Fait l’an de l’Incarnation du Seigneur 1156, au mois de décembre, le jour de la fête de sainte Lucie, en présence de Pierre de Didone, abbé du lieu, à La Sauve-Majeure.
En témoignage de quoi, nous, archidiacre et archiprêtre susdits, à la demande instante du révérend père dom Florent, abbé de La Sauve-Majeure, avons fait apposer les sceaux de notre cour aux présentes.
Donné comme ci-dessus. »
C’est l’un des textes les plus généreux jamais accordés à une abbaye en Aquitaine médiévale : quasi-immunité totale, haute justice, marché, foire, exemptions fiscales, droit de bois presque illimité, sécurité des routes…
Henri II, à peine installé comme duc, achète ainsi la fidélité d’une des plus puissantes abbayes du duché tout en affaiblissant les seigneurs laïcs voisins.
Un véritable chef-d’œuvre de politique religieuse et territoriale.
(1) Geoffroi de Lorroux, archevêque de Bordeaux, 1136-1158.
(2). Calon, évêque de Poitiers, 1155-1157.
(3) Raymond de Mareuil, évêque de Périgueux, 1149-1158.
(4) Philippe de Harcourt, évêque de Bayeux, 1142-1164.
(5) Arnoul, évêque de Lisieux, 1141-1182.
(6) Thomas Becket, chancelier d'Angleterre. Cette signature corrige une chronique du temps qui marque la nomination de Thomas Becket comme chancelier à l'année 1157.
(7) Geoffroi Plantagenet, frère d'Henri II.
(8) Peut-être Grandville en Normandie (Manche).
(9) Aldehert V, qui vendit son comté de la Marche à Henri II en 1177.
(10). Boson, comte de Périgord, 1155 ?-1166 ?
(11) Connétable anglais.
(12). Sénéchal anglais.
(13) Chambellans anglais.
(14) Hugues VIII dit le Brun et le Vieux, seigneur de Lusignan, 1152 ?-1165 ?.
(15) Probablement Sainte-Maure-de-Touraine (chef-lieu de canton, arrondissement de Chinon,. Indre-et-Loire), berceau d'une seigneurie très connue au moyen âge.
(16) Peut-être Augnax (Gers).
(17) Bidos (Basses- Pyrénées).
(18) Probablement Amanieu Ill, comte d'Albret, mort après 1209.

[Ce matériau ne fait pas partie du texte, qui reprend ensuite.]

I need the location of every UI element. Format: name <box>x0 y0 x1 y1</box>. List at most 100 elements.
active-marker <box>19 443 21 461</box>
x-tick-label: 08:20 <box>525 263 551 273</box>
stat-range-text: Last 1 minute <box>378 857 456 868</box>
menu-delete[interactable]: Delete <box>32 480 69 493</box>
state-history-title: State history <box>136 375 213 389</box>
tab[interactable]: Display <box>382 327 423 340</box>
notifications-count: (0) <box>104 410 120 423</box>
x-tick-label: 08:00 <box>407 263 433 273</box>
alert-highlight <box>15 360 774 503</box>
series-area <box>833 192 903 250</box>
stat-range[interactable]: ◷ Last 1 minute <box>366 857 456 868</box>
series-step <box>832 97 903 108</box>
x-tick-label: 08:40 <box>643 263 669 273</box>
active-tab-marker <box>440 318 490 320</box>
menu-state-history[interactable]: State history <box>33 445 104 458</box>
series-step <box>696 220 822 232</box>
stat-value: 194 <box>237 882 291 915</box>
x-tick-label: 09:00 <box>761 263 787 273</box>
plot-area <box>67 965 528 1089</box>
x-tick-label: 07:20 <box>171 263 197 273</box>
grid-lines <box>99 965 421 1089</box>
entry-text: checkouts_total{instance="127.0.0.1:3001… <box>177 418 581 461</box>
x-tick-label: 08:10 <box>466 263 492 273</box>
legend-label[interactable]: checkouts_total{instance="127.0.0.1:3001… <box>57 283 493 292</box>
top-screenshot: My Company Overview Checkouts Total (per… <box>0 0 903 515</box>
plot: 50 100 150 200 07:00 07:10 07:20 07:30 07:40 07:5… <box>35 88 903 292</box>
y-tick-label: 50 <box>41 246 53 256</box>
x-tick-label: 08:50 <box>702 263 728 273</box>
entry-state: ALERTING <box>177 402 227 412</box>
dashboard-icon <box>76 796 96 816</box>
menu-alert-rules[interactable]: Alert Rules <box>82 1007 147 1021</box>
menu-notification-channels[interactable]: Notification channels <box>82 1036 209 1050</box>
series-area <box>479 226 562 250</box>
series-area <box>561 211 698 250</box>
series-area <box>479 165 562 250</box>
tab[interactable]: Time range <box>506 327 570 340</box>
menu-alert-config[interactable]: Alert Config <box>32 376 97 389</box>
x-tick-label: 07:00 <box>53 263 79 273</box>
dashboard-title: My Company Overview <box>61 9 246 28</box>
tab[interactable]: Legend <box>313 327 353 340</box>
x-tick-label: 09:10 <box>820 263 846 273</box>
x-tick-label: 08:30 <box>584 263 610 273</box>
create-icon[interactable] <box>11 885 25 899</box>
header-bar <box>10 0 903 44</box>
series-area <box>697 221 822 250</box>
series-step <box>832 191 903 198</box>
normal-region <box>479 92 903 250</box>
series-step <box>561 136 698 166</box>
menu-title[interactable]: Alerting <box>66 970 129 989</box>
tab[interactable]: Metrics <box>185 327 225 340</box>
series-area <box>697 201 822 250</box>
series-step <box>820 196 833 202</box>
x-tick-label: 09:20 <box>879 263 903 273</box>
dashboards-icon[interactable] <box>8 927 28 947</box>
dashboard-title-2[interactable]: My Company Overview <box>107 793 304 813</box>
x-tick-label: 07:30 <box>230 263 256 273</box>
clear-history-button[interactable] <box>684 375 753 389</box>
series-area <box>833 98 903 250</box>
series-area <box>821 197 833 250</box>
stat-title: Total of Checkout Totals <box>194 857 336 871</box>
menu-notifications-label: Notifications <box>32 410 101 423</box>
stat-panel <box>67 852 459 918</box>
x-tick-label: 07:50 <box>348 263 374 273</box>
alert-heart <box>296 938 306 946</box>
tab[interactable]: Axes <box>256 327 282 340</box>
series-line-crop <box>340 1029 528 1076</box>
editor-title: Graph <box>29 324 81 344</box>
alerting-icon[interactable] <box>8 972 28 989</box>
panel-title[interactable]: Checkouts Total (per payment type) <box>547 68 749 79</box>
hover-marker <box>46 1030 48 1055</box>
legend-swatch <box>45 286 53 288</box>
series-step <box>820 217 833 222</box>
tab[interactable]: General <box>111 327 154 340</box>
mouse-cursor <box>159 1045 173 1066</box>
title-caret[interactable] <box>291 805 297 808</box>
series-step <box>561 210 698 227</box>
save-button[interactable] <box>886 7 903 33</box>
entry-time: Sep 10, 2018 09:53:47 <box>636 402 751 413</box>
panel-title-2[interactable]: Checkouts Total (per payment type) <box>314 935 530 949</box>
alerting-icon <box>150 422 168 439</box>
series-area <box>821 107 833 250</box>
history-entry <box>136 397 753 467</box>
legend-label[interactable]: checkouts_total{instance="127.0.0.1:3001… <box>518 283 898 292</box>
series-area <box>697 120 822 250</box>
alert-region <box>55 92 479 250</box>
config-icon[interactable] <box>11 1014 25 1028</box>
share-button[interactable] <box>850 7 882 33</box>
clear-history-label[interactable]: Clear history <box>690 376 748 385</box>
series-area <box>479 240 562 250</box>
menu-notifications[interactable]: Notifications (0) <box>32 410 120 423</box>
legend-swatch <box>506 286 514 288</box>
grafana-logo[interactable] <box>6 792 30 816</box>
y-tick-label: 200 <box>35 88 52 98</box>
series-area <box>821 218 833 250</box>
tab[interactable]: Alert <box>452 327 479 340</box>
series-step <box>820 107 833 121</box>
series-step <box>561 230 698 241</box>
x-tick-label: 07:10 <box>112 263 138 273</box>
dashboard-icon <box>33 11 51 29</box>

(19) Serait-ce la baronnie de La Mothe en Normandie, aujourd'hui département du Calvados~
(20) Montandron (Gers).
(21) On ne trouve pas le nom d'Aliénor parmi les signalaires de cet acte. Où donc le Gallia christ., II, 369, a-t-il pris cette assertion; anno saltem 1165 quo Henricum Il Angliae regem Aquitaniaque ducent cum ipsius conjuge Eleonora seu Alienorde excepit (dictus abbas) in suo monasterio.

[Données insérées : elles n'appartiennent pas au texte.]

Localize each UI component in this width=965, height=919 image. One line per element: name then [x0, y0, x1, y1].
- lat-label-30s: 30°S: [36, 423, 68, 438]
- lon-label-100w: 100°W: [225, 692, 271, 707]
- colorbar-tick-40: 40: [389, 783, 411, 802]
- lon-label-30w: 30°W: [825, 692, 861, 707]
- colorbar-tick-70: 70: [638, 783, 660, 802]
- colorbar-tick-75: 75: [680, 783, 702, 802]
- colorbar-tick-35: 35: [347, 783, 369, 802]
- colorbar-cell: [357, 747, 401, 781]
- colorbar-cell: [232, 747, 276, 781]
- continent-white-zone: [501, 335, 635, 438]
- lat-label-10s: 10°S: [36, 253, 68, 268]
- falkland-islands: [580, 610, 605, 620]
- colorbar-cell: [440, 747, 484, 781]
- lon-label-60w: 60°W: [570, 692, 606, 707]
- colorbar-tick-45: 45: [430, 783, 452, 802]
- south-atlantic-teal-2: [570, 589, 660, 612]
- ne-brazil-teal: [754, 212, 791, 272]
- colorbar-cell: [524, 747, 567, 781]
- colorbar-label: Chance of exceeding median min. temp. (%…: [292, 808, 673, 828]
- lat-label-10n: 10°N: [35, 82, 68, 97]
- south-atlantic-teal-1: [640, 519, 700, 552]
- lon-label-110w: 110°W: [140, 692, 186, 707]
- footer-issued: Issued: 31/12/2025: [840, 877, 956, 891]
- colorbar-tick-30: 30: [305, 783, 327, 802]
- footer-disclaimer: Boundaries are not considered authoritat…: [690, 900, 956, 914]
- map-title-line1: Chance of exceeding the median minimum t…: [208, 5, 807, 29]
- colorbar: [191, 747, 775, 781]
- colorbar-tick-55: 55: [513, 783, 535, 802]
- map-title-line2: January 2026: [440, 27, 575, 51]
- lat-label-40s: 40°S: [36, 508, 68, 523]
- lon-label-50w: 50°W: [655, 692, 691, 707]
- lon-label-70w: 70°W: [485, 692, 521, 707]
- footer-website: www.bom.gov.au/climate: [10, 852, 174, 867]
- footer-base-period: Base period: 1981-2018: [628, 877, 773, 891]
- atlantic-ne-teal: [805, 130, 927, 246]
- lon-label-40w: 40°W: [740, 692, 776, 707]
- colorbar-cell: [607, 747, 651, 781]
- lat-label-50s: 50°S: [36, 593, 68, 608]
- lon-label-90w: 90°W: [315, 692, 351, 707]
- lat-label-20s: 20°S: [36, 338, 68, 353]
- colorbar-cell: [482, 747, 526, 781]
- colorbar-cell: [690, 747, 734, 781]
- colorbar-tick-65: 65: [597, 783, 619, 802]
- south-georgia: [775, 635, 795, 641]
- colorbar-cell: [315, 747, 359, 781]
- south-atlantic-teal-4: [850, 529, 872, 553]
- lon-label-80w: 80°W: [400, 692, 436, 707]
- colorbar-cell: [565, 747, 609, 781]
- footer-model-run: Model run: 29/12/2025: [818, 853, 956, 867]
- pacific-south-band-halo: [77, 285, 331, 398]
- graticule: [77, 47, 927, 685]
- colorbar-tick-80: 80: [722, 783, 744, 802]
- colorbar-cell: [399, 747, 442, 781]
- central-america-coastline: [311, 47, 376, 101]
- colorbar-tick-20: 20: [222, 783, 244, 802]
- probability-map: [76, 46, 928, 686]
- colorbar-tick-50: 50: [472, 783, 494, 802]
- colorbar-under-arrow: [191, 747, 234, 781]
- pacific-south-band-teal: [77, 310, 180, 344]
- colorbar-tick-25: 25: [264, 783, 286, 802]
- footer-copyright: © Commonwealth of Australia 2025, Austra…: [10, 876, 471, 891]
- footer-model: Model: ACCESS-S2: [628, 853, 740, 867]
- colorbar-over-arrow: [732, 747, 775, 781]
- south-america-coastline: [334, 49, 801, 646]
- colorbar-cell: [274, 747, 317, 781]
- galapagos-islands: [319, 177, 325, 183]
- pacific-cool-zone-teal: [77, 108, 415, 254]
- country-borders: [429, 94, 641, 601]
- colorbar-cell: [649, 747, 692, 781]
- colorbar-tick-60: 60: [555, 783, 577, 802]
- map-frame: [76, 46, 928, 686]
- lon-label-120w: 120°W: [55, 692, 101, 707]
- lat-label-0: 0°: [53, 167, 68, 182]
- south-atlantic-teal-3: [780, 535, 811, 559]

Où se trouve Aliénor fin 1156 ?
Henri II est en Aquitaine depuis l’automne 1156 pour mater la révolte de son frère Geoffroy (mort en juillet 1156) et rétablir l’ordre dans le duché.

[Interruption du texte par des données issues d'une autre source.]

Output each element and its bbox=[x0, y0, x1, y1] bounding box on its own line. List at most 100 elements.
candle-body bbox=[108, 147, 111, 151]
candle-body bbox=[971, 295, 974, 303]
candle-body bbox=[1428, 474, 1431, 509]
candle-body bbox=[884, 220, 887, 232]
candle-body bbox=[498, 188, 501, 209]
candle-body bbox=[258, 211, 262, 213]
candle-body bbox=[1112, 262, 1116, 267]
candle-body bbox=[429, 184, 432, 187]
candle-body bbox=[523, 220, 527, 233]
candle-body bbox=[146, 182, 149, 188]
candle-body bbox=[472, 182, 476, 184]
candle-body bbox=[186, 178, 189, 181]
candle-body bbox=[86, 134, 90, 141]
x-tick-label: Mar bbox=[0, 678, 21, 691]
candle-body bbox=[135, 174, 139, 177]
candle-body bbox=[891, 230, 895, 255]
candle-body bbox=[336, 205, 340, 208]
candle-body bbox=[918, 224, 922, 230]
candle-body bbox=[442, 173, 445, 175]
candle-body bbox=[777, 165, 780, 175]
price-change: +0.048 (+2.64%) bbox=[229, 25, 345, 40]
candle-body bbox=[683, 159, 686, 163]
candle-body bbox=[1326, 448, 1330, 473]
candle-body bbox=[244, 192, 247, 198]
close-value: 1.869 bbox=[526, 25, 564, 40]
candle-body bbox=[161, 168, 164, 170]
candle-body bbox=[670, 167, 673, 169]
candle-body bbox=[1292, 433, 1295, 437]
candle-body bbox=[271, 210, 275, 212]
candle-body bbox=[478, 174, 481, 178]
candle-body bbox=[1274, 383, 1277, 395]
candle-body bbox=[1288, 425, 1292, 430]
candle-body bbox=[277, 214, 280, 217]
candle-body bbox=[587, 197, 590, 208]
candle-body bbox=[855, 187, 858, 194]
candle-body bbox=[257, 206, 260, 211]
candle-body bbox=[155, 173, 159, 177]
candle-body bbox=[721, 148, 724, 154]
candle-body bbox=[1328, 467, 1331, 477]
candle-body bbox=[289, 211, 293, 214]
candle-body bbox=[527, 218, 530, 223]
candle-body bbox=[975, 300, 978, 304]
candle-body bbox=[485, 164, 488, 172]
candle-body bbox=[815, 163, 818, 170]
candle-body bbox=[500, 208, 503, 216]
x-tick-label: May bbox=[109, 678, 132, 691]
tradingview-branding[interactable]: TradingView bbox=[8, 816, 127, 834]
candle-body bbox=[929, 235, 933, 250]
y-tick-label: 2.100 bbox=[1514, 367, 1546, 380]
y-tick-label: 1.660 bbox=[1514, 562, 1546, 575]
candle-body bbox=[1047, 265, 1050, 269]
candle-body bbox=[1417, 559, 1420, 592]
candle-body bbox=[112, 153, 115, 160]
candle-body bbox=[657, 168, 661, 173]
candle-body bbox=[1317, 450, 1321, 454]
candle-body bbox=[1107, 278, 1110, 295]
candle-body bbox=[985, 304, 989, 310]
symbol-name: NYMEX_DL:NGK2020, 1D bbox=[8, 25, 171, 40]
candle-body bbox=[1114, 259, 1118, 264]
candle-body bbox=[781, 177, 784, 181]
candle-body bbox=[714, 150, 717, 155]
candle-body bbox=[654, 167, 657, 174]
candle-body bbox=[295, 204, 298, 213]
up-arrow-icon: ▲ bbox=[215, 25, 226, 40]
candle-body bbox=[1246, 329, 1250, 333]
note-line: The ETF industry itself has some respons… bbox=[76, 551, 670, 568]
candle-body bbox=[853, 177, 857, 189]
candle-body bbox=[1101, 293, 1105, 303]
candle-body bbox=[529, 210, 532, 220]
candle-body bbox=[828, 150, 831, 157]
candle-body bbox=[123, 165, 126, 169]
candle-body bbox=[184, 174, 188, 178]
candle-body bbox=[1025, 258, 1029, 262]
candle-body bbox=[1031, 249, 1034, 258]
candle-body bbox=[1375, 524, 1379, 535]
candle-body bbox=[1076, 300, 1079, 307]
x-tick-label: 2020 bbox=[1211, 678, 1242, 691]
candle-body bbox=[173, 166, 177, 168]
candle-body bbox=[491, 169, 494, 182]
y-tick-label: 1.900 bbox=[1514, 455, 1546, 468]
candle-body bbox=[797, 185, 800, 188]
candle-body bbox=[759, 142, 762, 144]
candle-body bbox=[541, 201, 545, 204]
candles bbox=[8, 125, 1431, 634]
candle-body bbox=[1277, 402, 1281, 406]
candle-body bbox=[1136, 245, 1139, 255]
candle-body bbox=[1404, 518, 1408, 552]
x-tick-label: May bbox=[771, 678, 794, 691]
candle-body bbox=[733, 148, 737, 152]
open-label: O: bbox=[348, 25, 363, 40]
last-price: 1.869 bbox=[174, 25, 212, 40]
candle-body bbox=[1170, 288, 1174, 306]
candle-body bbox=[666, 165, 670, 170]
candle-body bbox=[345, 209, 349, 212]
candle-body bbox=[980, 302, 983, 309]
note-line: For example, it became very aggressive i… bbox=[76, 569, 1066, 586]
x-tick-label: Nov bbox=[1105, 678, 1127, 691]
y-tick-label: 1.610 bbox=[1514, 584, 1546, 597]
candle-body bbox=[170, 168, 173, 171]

Aliénor, elle, accouche de son cinquième enfant (le futur Geoffroy II de Bretagne) en 1158, mais elle est déjà très enceinte ou vient d’accoucher d’un autre enfant à cette période.
Les chroniqueurs et les itinéraires reconstitués (notamment par Elisabeth Brown et Nicholas Vincent) la placent en Angleterre ou en Normandie pendant tout l’automne-hiver 1156-1157.
Henri voyage sans elle lors de cette grande tournée aquitaine de fin 1156 (Bordeaux, La Sauve, Limoges, etc.).
Un acte daté du 8 décembre 1156 (charter d’Henri II pour l’abbaye de Reading) mentionne la présence de la reine à la cour → localisation Windsor.
Le 18 décembre 1156, Henri II est attesté en Normandie (Rouen).
→ Aliénor n’est pas avec lui (absence dans la liste des témoins).
(22) D'après le Gallia christ., II,873, Florentin ne fut élu abbé qu'en 1286, ce qui ne concorde point avec la date de notre vidimus.